Among her noteworthy creations was a modernistic building for a car dealership in Hempstead (recently demolished) that included in-house service and repair departments, considered innovations at the time.
A Tudor mansion she designed in Woodmere for a distiller was featured in a 1935 edition of “Good Housekeeping” magazine. An estate she designed for the distiller’s brother had a greenhouse, a pumping station and gardens so extensive they contained 10,000 tulips. Her demonstration home entered in the 1939 New York World’s Fair nationwide competition for a home in the “The Town of Tomorrow” was admired, but failed to make the final cut.
She networked through women’s clubs and held social events at her home, which served as both a laboratory and an advertisement — especially so with the weather vane.
“It was the most personalized thing she could say about herself,” Vollono says.
Despite her thriving career, Tjaden was keenly aware of gender barriers in her male-dominated profession. (For years, she was the only female member of the American Institute of Architects in Nassau County.)
At one point, she decided to roll up her sleeves and do some physical labor herself on her home, which she designed and built in 1928, saying in a newspaper interview that she did the work “as a test of my ability, to see if what I did on paper was practical for construction. I laid brick and cut glass and learned to tell others how, experiencing of course the age-old resentment against a girl telling older men what to do.”

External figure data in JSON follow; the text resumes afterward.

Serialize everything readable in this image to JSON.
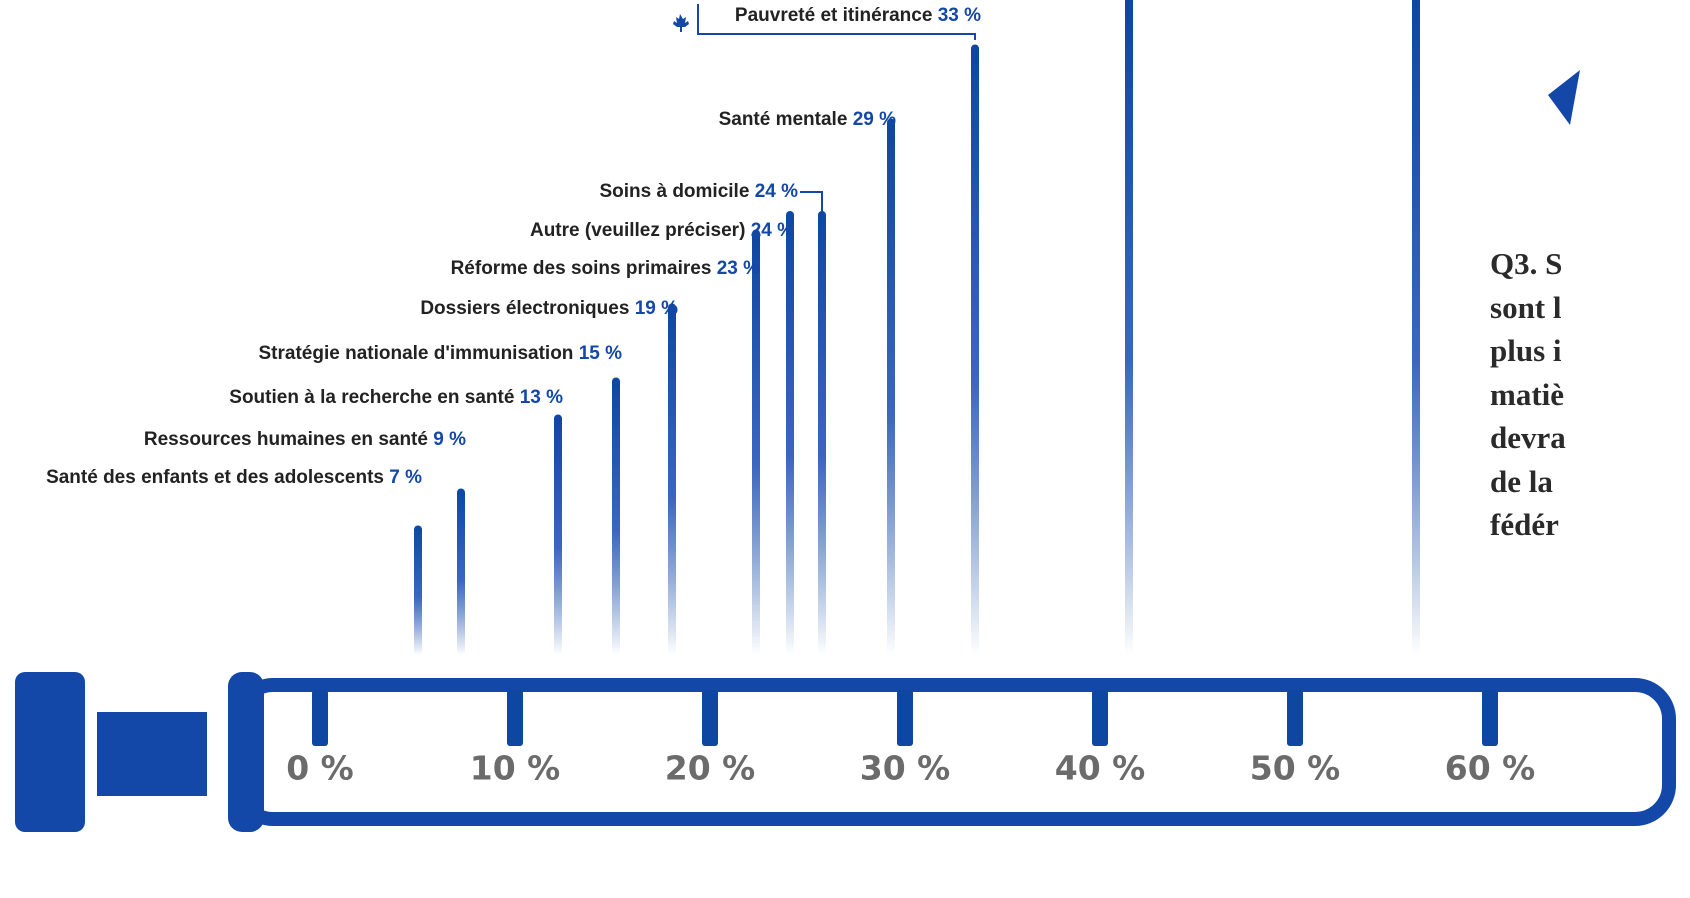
{
  "chart_data": {
    "type": "bar",
    "categories": [
      "Santé des enfants et des adolescents",
      "Ressources humaines en santé",
      "Soutien à la recherche en santé",
      "Stratégie nationale d'immunisation",
      "Dossiers électroniques",
      "Réforme des soins primaires",
      "Autre (veuillez préciser)",
      "Soins à domicile",
      "Santé mentale",
      "Pauvreté et itinérance"
    ],
    "values": [
      7,
      9,
      13,
      15,
      19,
      23,
      24,
      24,
      29,
      33
    ],
    "value_labels": [
      "7 %",
      "9 %",
      "13 %",
      "15 %",
      "19 %",
      "23 %",
      "24 %",
      "24 %",
      "29 %",
      "33 %"
    ],
    "color": "#0d47a1",
    "xlim": [
      0,
      60
    ],
    "xticks": [
      {
        "value": 0,
        "label": "0 %"
      },
      {
        "value": 10,
        "label": "10 %"
      },
      {
        "value": 20,
        "label": "20 %"
      },
      {
        "value": 30,
        "label": "30 %"
      },
      {
        "value": 40,
        "label": "40 %"
      },
      {
        "value": 50,
        "label": "50 %"
      },
      {
        "value": 60,
        "label": "60 %"
      }
    ]
  },
  "question": [
    "Q3. S",
    "sont l",
    "plus i",
    "matiè",
    "devra",
    "de la",
    "fédér"
  ]
}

But she also knew how to attract clients by playing the gender card herself. “Men do not appreciate how large the closet must be or the space between shelves,” she said. “Kitchen comfort is purely a woman’s job.”
Tjaden’s career wound down after she moved to Florida in 1945 with her first husband. She no longer worked on individual homes, although she wrote a column for an architectural journal, was active in women’s clubs and continued to design garden apartments.

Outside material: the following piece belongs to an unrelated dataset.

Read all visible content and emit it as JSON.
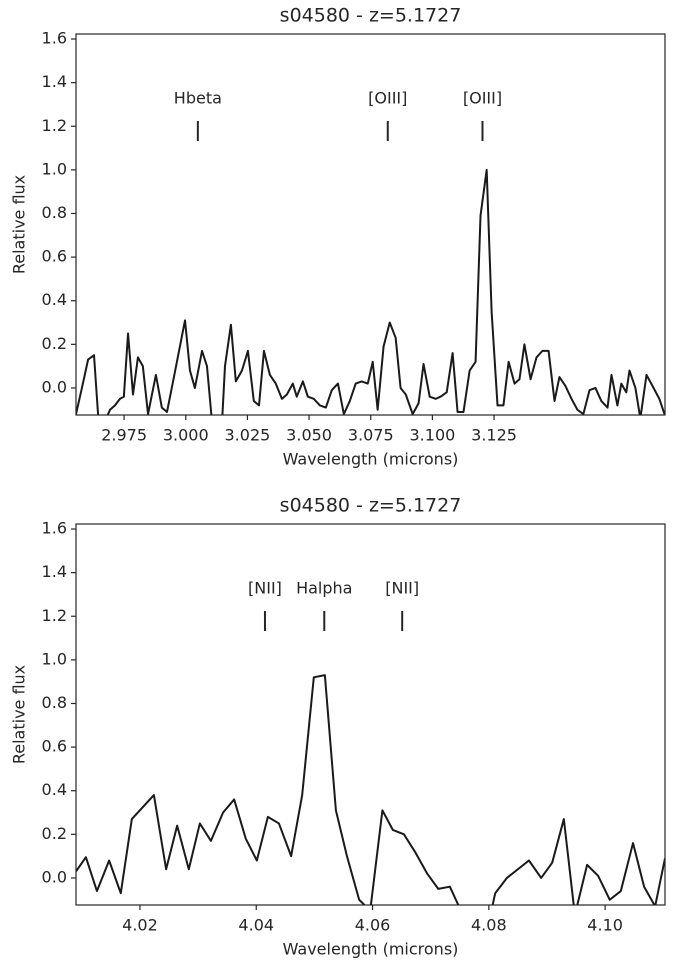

She was twice married, had no children and died at the age of 92. She left most of her $12 million estate to Cornell. A building housing part of Cornell’s College of Architecture, Art and Planning was named in her honor in 1981.
An attorney, George Mamos, bought her French chateau-style home in 1990, only later finding out about its history. His daughter traveled to Cornell and discovered plans for the house, which is filled with imported tiles, ironwork and stained glass windows, including her original peacock door, he says.
She was one of the most important architects of her time, Allaback says: “I think it’s important to de-emphasize her gender, because she certainly had standing on her own.”